With only 4 weeks to go till my first Marathon of 2014, I'm beginning to get nerved up about it. Having missed a solid month of buildup training I'm having to cram in the runs and biking. The last two days were a complete washout. I took Friday off to rest and catch up on some work I had gotten behind on. Today I just didn't have any ambition to even get out of bed. Tomorrow I'm planning on kicking my ass a bit and getting in a long tempo run.
I just finished the book "Hanson's Marathon Method" and I'm becoming a little overwhelmed with different Marathon training methods. It's time to just to settle into a training program that's consistent. Right now I seem to be all over the place. I'm using a lot of my training time on the bike rather than beating up my legs with running.
I have settled on my running shoe of choice. The Brooks Pure Connect. Due to the fact I have an injury from a long time ago. I actually tore my Achilles tendon and had two operations which left a lot of scarring. I had to modify the shoes by cutting away part of the heel to accommodate the scar.
They feel great now. LIGHT! minimal and fast!
The Oakland Marathon will probably be a tough one for me and I'm not completely confident about getting a qualifying time for Boston. There's a bit of altitude to deal with. I'm hopeful and will try as hard as I can to nail my 3:55 time. My fastest Marathon time is 4:04. I should be able to do it if I'm feeling good that day and I stay injury free for the next month.

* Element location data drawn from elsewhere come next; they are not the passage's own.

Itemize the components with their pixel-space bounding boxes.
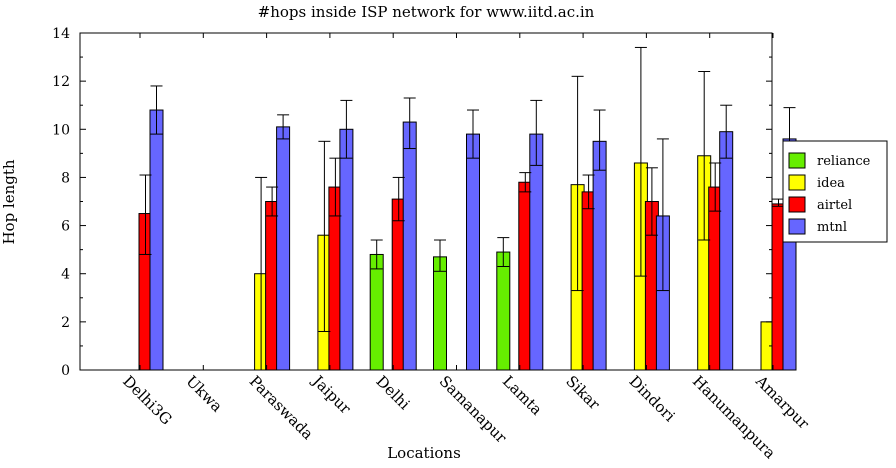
error-bar-airtel-jaipur (329, 157, 342, 217)
error-bar-airtel-sikar (582, 174, 595, 210)
x-tick-label-paraswada: Paraswada (246, 372, 317, 443)
y-tick-label: 8 (61, 170, 70, 186)
bar-mtnl-delhi3g (149, 109, 164, 371)
legend-label-airtel: airtel (817, 198, 852, 213)
x-axis-label: Locations (387, 444, 461, 462)
bar-mtnl-paraswada (276, 126, 291, 371)
error-bar-airtel-dindori (645, 167, 658, 236)
legend-swatch-mtnl (788, 218, 806, 235)
error-bar-reliance-samanapur (434, 239, 446, 272)
y-tick-label: 0 (61, 363, 70, 379)
bar-reliance-delhi (369, 253, 384, 371)
error-bar-mtnl-delhi3g (150, 85, 163, 135)
y-tick-label: 12 (52, 74, 70, 90)
legend: reliance idea airtel mtnl (782, 140, 888, 243)
chart-title: #hops inside ISP network for www.iitd.ac… (258, 3, 595, 21)
error-bar-mtnl-delhi (403, 97, 416, 150)
error-bar-airtel-paraswada (266, 186, 279, 217)
y-tick-label: 6 (61, 219, 70, 235)
x-tick-label-sikar: Sikar (562, 372, 604, 414)
x-tick-label-amarpur: Amarpur (751, 371, 813, 433)
legend-swatch-airtel (788, 196, 806, 213)
x-tick-label-delhi: Delhi (372, 372, 413, 413)
x-tick-label-ukwa: Ukwa (182, 372, 226, 416)
error-bars-layer (139, 46, 796, 371)
bar-mtnl-samanapur (466, 133, 480, 371)
x-tick-label-delhi3g: Delhi3G (119, 372, 175, 428)
legend-label-mtnl: mtnl (817, 220, 847, 235)
error-bar-mtnl-lamta (530, 99, 543, 166)
y-tick-label: 14 (52, 26, 70, 42)
error-bar-idea-dindori (634, 46, 647, 277)
error-bar-mtnl-paraswada (277, 114, 290, 140)
bar-reliance-samanapur (433, 256, 447, 371)
y-tick-label: 4 (61, 267, 70, 283)
bar-mtnl-delhi (402, 121, 417, 371)
x-tick-label-lamta: Lamta (499, 372, 546, 419)
error-bar-mtnl-jaipur (340, 99, 353, 159)
bar-mtnl-lamta (529, 133, 544, 371)
x-tick-label-dindori: Dindori (626, 372, 679, 425)
error-bar-mtnl-dindori (656, 138, 669, 292)
error-bar-mtnl-samanapur (467, 109, 479, 159)
bar-mtnl-sikar (592, 140, 607, 371)
error-bar-airtel-lamta (519, 172, 532, 193)
bar-mtnl-jaipur (339, 128, 354, 371)
error-bar-airtel-delhi (392, 176, 405, 222)
bars-layer (138, 109, 797, 371)
error-bar-idea-jaipur (318, 140, 331, 332)
y-tick-label: 10 (52, 122, 70, 138)
legend-swatch-idea (788, 174, 806, 191)
y-axis-label: Hop length (0, 159, 18, 244)
error-bar-reliance-delhi (370, 239, 383, 270)
legend-label-idea: idea (817, 176, 845, 191)
x-tick-label-jaipur: Jaipur (308, 371, 355, 418)
legend-swatch-reliance (788, 152, 806, 169)
bar-mtnl-hanumanpura (719, 131, 734, 371)
error-bar-idea-hanumanpura (698, 71, 711, 241)
legend-label-reliance: reliance (817, 154, 871, 169)
error-bar-airtel-delhi3g (139, 174, 152, 255)
error-bar-mtnl-hanumanpura (720, 104, 733, 159)
error-bar-mtnl-sikar (593, 109, 606, 171)
error-bar-airtel-hanumanpura (709, 162, 722, 212)
error-bar-reliance-lamta (497, 237, 510, 267)
y-tick-label: 2 (61, 315, 70, 331)
error-bar-idea-sikar (571, 75, 584, 292)
bar-reliance-lamta (496, 251, 511, 371)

Valentines Day was the anniversary of my oldest rescue dogs adoption. Since then I've adopted two more dogs and I'm quite sure I could easily turn into one of those crazy dog hoarders like you see on the A&E Channel. I have a thing for black dogs. I love that color and black dogs carry a stigma. Crazy cultural superstitions and black dogs don't look as beautiful on the internet adoptions sites as do other color dogs. Black dogs and cats are the least adopted, and have the highest rate of euthanasia.
It's become a passion over the past few years of photographing my dogs. I think I'm getting pretty good at getting the light right.
I love my dogs and I don't know how I got through most of my life with out them. They are my true friends.
When I'm out killing myself on my bike or running a million miles. I can push through the pain just knowing when I finish I can crawl into bed with my doggies find my peace and comfort.